Einstimmig hat der Weltsicherheitsrat am Freitag alle Uno-Mitglieder aufgefordert, sich „in Übereinstimmung mit dem internationalen Recht am Kampf gegen den Terrorismus zu beteiligen“. Der von Frankreich vorgelegte Text legitimiert „alle notwendigen Massnahmen“ gegen den Islamischen Staat (IS) und die mit Al-Kaida verbundenen Extremisten. Diese Gruppen werden in der Resolution als „eine weltweite und einzigartige Bedrohung des Weltfriedens und der internationalen Sicherheit“ bezeichnet.
Die Resolution ruft zu einer „Ausmerzung der sicheren Häfen“ auf, die sich der IS und die Al-Nusra-Front im Irak und in Syrien geschaffen haben. Sie erteilt allerdings keine Blankovollmacht für eine Militärintervention. Der Beschluss des höchsten Uno-Organs steht nämlich nicht unter Artikel 7 der Charta, der Zwangsmassnahmen vorsieht. Wegen dieser Unverbindlichkeit war es für die Franzosen relativ einfach, die Zustimmung aller anderen 14 Ratsmitglieder zu erhalten.

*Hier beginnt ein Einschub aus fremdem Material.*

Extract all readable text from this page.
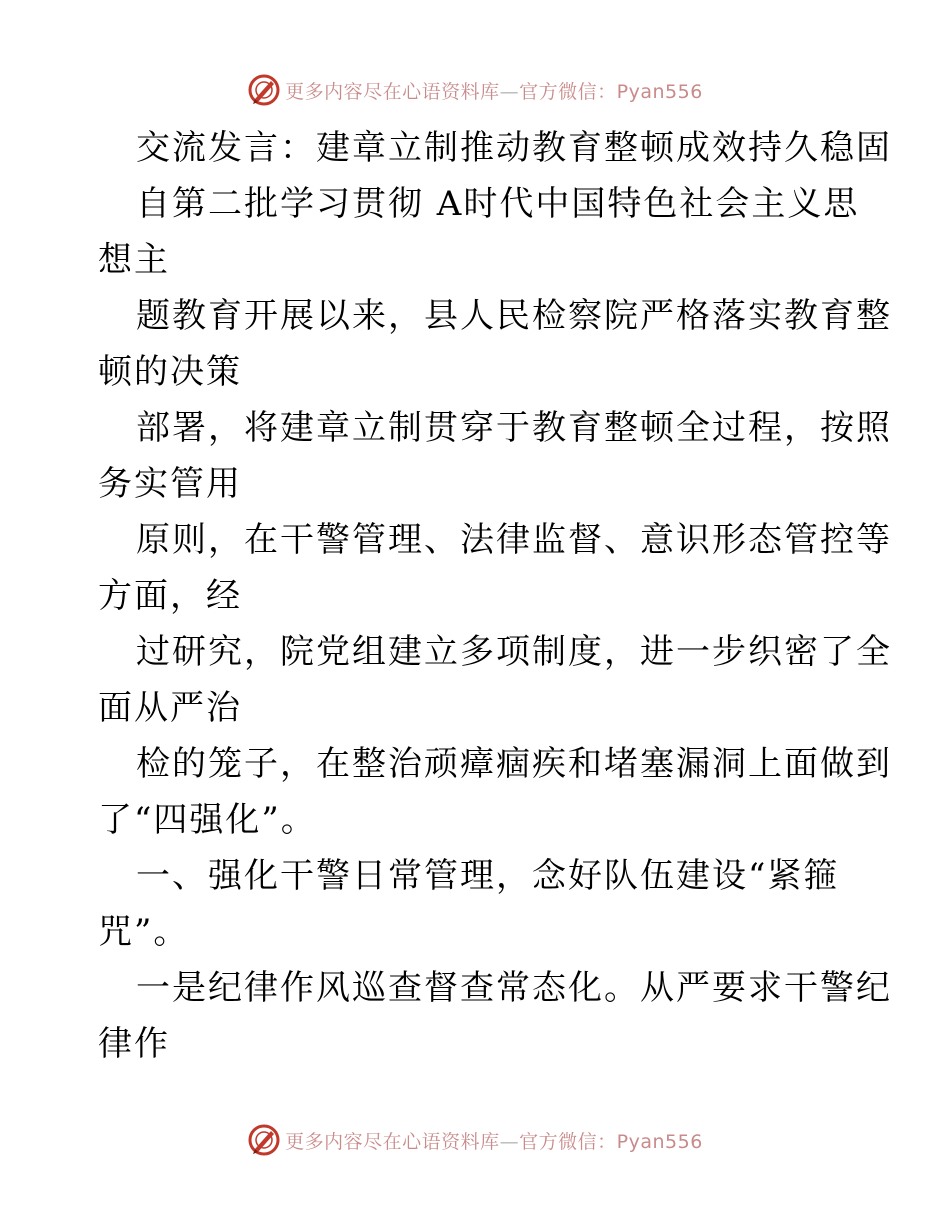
更多内容尽在心语资料库—官方微信：Pyan556
交流发言：建章立制推动教育整顿成效持久稳固
自第二批学习贯彻 A时代中国特色社会主义思
想主
题教育开展以来，县人民检察院严格落实教育整
顿的决策
部署，将建章立制贯穿于教育整顿全过程，按照
务实管用
原则，在干警管理、法律监督、意识形态管控等
方面，经
过研究，院党组建立多项制度，进一步织密了全
面从严治
检的笼子，在整治顽瘴痼疾和堵塞漏洞上面做到
了“四强化”。
一、强化干警日常管理，念好队伍建设“紧箍
咒”。
一是纪律作风巡查督查常态化。从严要求干警纪
律作
更多内容尽在心语资料库—官方微信：Pyan556
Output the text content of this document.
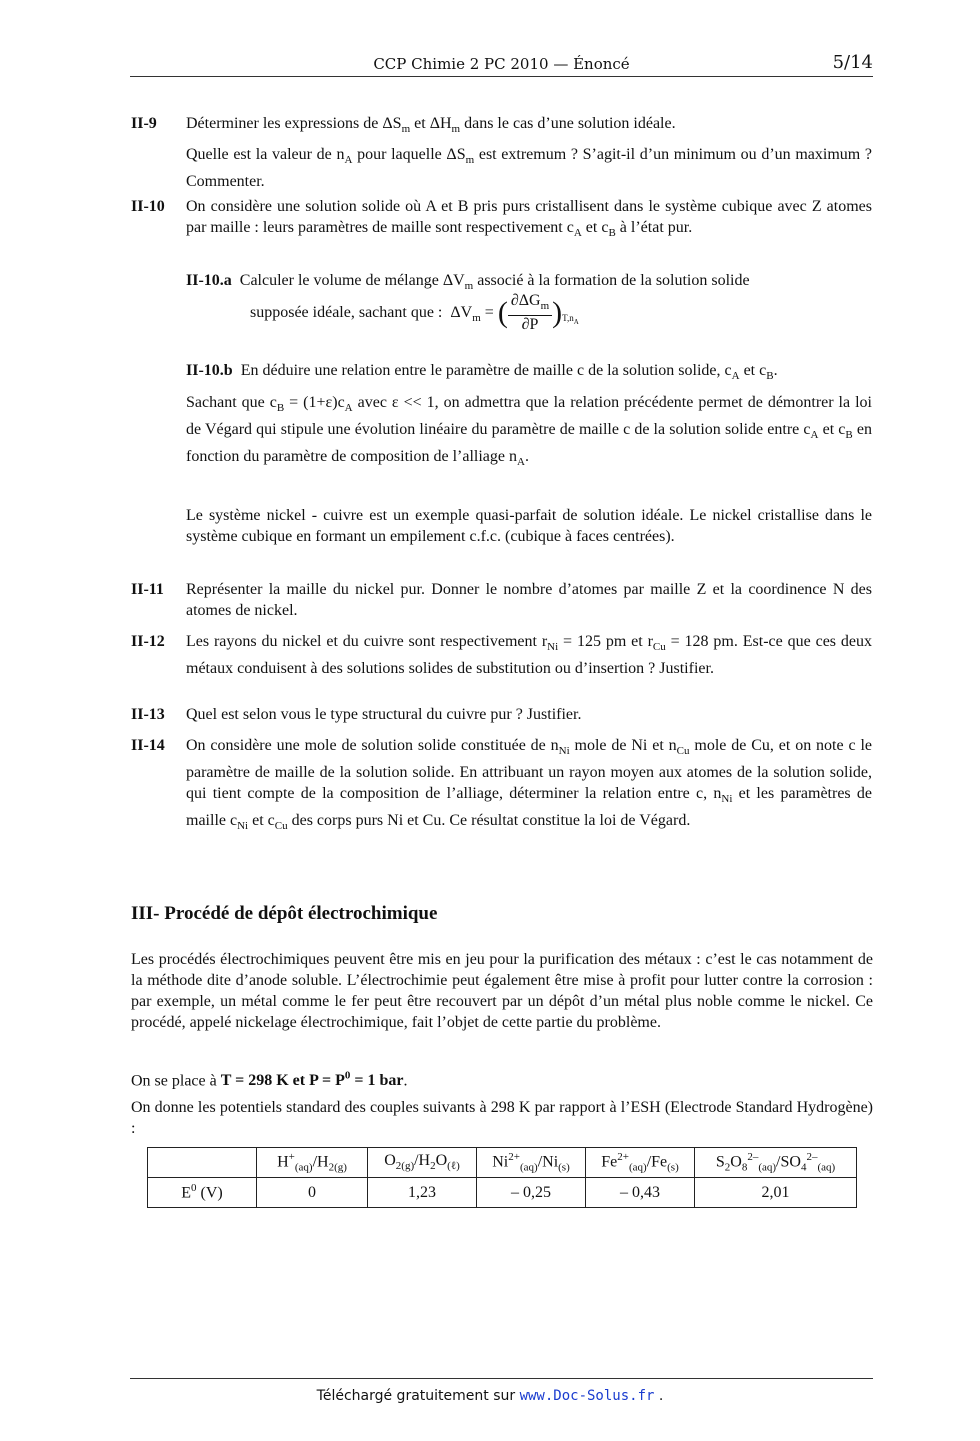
CCP Chimie 2 PC 2010 — Énoncé	5/14
II-9 Déterminer les expressions de $\Delta S_m$ et $\Delta H_m$ dans le cas d’une solution idéale.
Quelle est la valeur de $n_A$ pour laquelle $\Delta S_m$ est extremum ? S’agit-il d’un minimum ou d’un maximum ? Commenter.
II-10 On considère une solution solide où A et B pris purs cristallisent dans le système cubique avec Z atomes par maille : leurs paramètres de maille sont respectivement $c_A$ et $c_B$ à l’état pur.
II-10.a  Calculer le volume de mélange $\Delta V_m$ associé à la formation de la solution solide
supposée idéale, sachant que :  $\Delta V_m$ = ( $\frac{\partial\Delta G_m}{\partial P} )_{T,n_A}$
II-10.b  En déduire une relation entre le paramètre de maille c de la solution solide, $c_A$ et $c_B$.
Sachant que $c_B = (1+\varepsilon)c_A$ avec ε << 1, on admettra que la relation précédente permet de démontrer la loi de Végard qui stipule une évolution linéaire du paramètre de maille c de la solution solide entre $c_A$ et $c_B$ en fonction du paramètre de composition de l’alliage $n_A$.
Le système nickel - cuivre est un exemple quasi-parfait de solution idéale. Le nickel cristallise dans le système cubique en formant un empilement c.f.c. (cubique à faces centrées).
II-11 Représenter la maille du nickel pur. Donner le nombre d’atomes par maille Z et la coordinence N des atomes de nickel.
II-12 Les rayons du nickel et du cuivre sont respectivement $r_{Ni} = 125$ pm et $r_{Cu} = 128$ pm. Est-ce que ces deux métaux conduisent à des solutions solides de substitution ou d’insertion ? Justifier.
II-13 Quel est selon vous le type structural du cuivre pur ? Justifier.
II-14 On considère une mole de solution solide constituée de $n_{Ni}$ mole de Ni et $n_{Cu}$ mole de Cu, et on note c le paramètre de maille de la solution solide. En attribuant un rayon moyen aux atomes de la solution solide, qui tient compte de la composition de l’alliage, déterminer la relation entre c, $n_{Ni}$ et les paramètres de maille $c_{Ni}$ et $c_{Cu}$ des corps purs Ni et Cu. Ce résultat constitue la loi de Végard.
III- Procédé de dépôt électrochimique
Les procédés électrochimiques peuvent être mis en jeu pour la purification des métaux : c’est le cas notamment de la méthode dite d’anode soluble. L’électrochimie peut également être mise à profit pour lutter contre la corrosion : par exemple, un métal comme le fer peut être recouvert par un dépôt d’un métal plus noble comme le nickel. Ce procédé, appelé nickelage électrochimique, fait l’objet de cette partie du problème.
On se place à T = 298 K et $P = P^0 = 1$ bar.
On donne les potentiels standard des couples suivants à 298 K par rapport à l’ESH (Electrode Standard Hydrogène) :
	$H^+_{(aq)}/H_{2(g)}$	$O_{2(g)}/H_2O_{(\ell)}$	$Ni^{2+}_{(aq)}/Ni_{(s)}$	$Fe^{2+}_{(aq)}/Fe_{(s)}$	$S_2O_8^{2-}_{(aq)}/SO_4^{2-}_{(aq)}$
$E^0$ (V)	0	1,23	– 0,25	– 0,43	2,01
Téléchargé gratuitement sur www.Doc-Solus.fr .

"Legale" und "illegale" Bombardierungen
Die jüngste Resolution ist ein Teil der grossen diplomatischen Manöver, die auf eine Befriedung des Nahen und Mittleren Ostens abzielen. Auf dem Verhandlungstisch liegen ein russischer und ein französischer Resolutionsentwurf, die einander sehr ähnlich sehen, doch in Wirklichkeit auf unterschiedlichen Konzepten beruhen.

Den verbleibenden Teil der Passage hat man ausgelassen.